Da Wikipedia, l'enciclopedia libera.
Davide Ferrario nel 2009

Davide Ferrario (Casalmaggiore, 26 giugno 1956) è un regista, sceneggiatore, scrittore e critico cinematografico italiano.

Davide Ferrario nasce a Casalmaggiore (in provincia di Cremona), ma cresce a Bergamo, dove la sua famiglia si era trasferita poco tempo dopo la sua nascita. Qui frequenta il liceo classico e, a 19 anni, entra nello staff di Laboratorio 80, un cineforum aderente alla Federazione Italiana Cineforum, che, negli anni settanta, arriva a contare più di 6.000 soci. Questo permette a lui ed a un gruppo di altri cinefili di gestire professionalmente il cinema del circolo e anche di costituire una cooperativa di distribuzione, la Lab80 Film. È la Lab80 a portare in Italia i film di Wenders e Fassbinder, nonché L'uomo di marmo di Andrzej Wajda. Altra operazione coronata da successo è il recupero dei primissimi film, prodotti in Spagna, di Marco Ferreri, El pisito e El cochecito.

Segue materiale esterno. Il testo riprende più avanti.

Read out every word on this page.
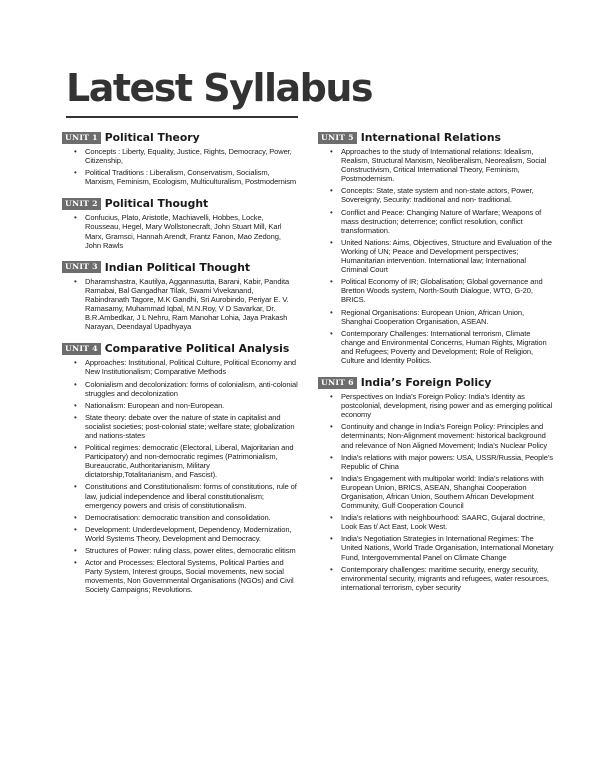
Latest Syllabus
UNIT 1 Political Theory
• Concepts : Liberty, Equality, Justice, Rights, Democracy, Power, Citizenship,
• Political Traditions : Liberalism, Conservatism, Socialism, Marxism, Feminism, Ecologism, Multiculturalism, Postmodernism
UNIT 2 Political Thought
• Confucius, Plato, Aristotle, Machiavelli, Hobbes, Locke, Rousseau, Hegel, Mary Wollstonecraft, John Stuart Mill, Karl Marx, Gramsci, Hannah Arendt, Frantz Fanon, Mao Zedong, John Rawls
UNIT 3 Indian Political Thought
• Dharamshastra, Kautilya, Aggannasutta, Barani, Kabir, Pandita Ramabai, Bal Gangadhar Tilak, Swami Vivekanand, Rabindranath Tagore, M.K Gandhi, Sri Aurobindo, Periyar E. V. Ramasamy, Muhammad Iqbal, M.N.Roy, V D Savarkar, Dr. B.R.Ambedkar, J L Nehru, Ram Manohar Lohia, Jaya Prakash Narayan, Deendayal Upadhyaya
UNIT 4 Comparative Political Analysis
• Approaches: Institutional, Political Culture, Political Economy and New Institutionalism; Comparative Methods
• Colonialism and decolonization: forms of colonialism, anti-colonial struggles and decolonization
• Nationalism: European and non-European.
• State theory: debate over the nature of state in capitalist and socialist societies; post-colonial state; welfare state; globalization and nations-states
• Political regimes: democratic (Electoral, Liberal, Majoritarian and Participatory) and non-democratic regimes (Patrimonialism, Bureaucratic, Authoritarianism, Military dictatorship,Totalitarianism, and Fascist).
• Constitutions and Constitutionalism: forms of constitutions, rule of law, judicial independence and liberal constitutionalism; emergency powers and crisis of constitutionalism.
• Democratisation: democratic transition and consolidation.
• Development: Underdevelopment, Dependency, Modernization, World Systems Theory, Development and Democracy.
• Structures of Power: ruling class, power elites, democratic elitism
• Actor and Processes: Electoral Systems, Political Parties and Party System, Interest groups, Social movements, new social movements, Non Governmental Organisations (NGOs) and Civil Society Campaigns; Revolutions.
UNIT 5 International Relations
• Approaches to the study of International relations: Idealism, Realism, Structural Marxism, Neoliberalism, Neorealism, Social Constructivism, Critical International Theory, Feminism, Postmodernism.
• Concepts: State, state system and non-state actors, Power, Sovereignty, Security: traditional and non- traditional.
• Conflict and Peace: Changing Nature of Warfare; Weapons of mass destruction; deterrence; conflict resolution, conflict transformation.
• United Nations: Aims, Objectives, Structure and Evaluation of the Working of UN; Peace and Development perspectives; Humanitarian intervention. International law; International Criminal Court
• Political Economy of IR; Globalisation; Global governance and Bretton Woods system, North-South Dialogue, WTO, G-20, BRICS.
• Regional Organisations: European Union, African Union, Shanghai Cooperation Organisation, ASEAN.
• Contemporary Challenges: International terrorism, Climate change and Environmental Concerns, Human Rights, Migration and Refugees; Poverty and Development; Role of Religion, Culture and Identity Politics.
UNIT 6 India’s Foreign Policy
• Perspectives on India’s Foreign Policy: India’s Identity as postcolonial, development, rising power and as emerging political economy
• Continuity and change in India’s Foreign Policy: Principles and determinants; Non-Alignment movement: historical background and relevance of Non Aligned Movement; India’s Nuclear Policy
• India’s relations with major powers: USA, USSR/Russia, People’s Republic of China
• India’s Engagement with multipolar world: India’s relations with European Union, BRICS, ASEAN, Shanghai Cooperation Organisation, African Union, Southern African Development Community, Gulf Cooperation Council
• India’s relations with neighbourhood: SAARC, Gujaral doctrine, Look Eas t/ Act East, Look West.
• India’s Negotiation Strategies in International Regimes: The United Nations, World Trade Organisation, International Monetary Fund, Intergovernmental Panel on Climate Change
• Contemporary challenges: maritime security, energy security, environmental security, migrants and refugees, water resources, international terrorism, cyber security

Nella sua funzione di responsabile delle acquisizioni, Ferrario gira per i festival cinematografici di tutto il mondo, stringendo rapporti di lavoro e amicizie personali soprattutto con l’ambiente del cinema indipendente americano. Questo lo conduce, una volta lasciata la Lab80 Film, ad assumere il ruolo di agente di molti autori americani. È lui, infatti, che combina la vendita italiana dei film di John Sayles, di Stranger than Paradise di Jim Jarmusch, di Koyaanisqatsi di Godfrey Reggio e molti altri. Nel frattempo continua a scrivere come critico su riviste specializzate. Del 1982 è una monografia, molto apprezzata[senza fonte], su Rainer Werner Fassbinder (Il Castoro). Qualche anno dopo decide di esordire nella regia. Il complesso della sua multiforme attività fino a oggi lo rende un personaggio a sé stante nel panorama del cinema italiano degli ultimi trenta anni: sempre indipendente, fortemente innovatore, mai simile a se stesso – con un piede nella ricerca più radicale e l’altro nel mercato commerciale[senza fonte].

Nel 1987 gira il primo cortometraggio, Non date da mangiare agli animali, con protagonisti il futuro premio Oscar Chris Cooper e Mariella Valentini. Due anni dopo, al festival di San Sebastian, viene presentato il suo primo lungometraggio, La fine della notte, con Dario Parisini e Claudio Bigagli, ispirato ad un fatto di cronaca nera. È chiaro fin dal primo film che lo stile di Ferrario ha poco a che fare con la tradizione italiana, mostrando invece una fortissima influenza del cinema americano. La fine della notte vince il premio Casa Rossa come “miglior film indipendente italiano” dell’anno. Dopo una serie di progetti non realizzati, bisogna aspettare il 1994 per il secondo film, Anime fiammeggianti.

Il film è più apprezzato all’estero (è invitato al Sundance) che in patria, ma viene notato dal produttore Gianfranco Piccioli che propone a Ferrario di dirigere l’adattamento cinematografico di Tutti giù per terra, il romanzo bestseller del torinese Giuseppe Culicchia. Il film, con un allora poco conosciuto Valerio Mastandrea nel ruolo del sardonico e disincantato protagonista, esce nel 1997 e consacra Ferrario come uno degli autori italiani più liberi e sperimentali, ma capace anche di raggiungere il grande pubblico[senza fonte]. Tutti giù per terra è un ottimo successo sia al botteghino nazionale che nei festival internazionali. A Locarno, Mastandrea vince il Pardo come miglior attore. Dell’anno successivo è Figli di Annibale, con Diego Abatantuono e Silvio Orlando, un film che, nelle intenzioni dell’autore, “cerca di far convivere commedia popolare e linguaggio stilistico d’autore”[senza fonte].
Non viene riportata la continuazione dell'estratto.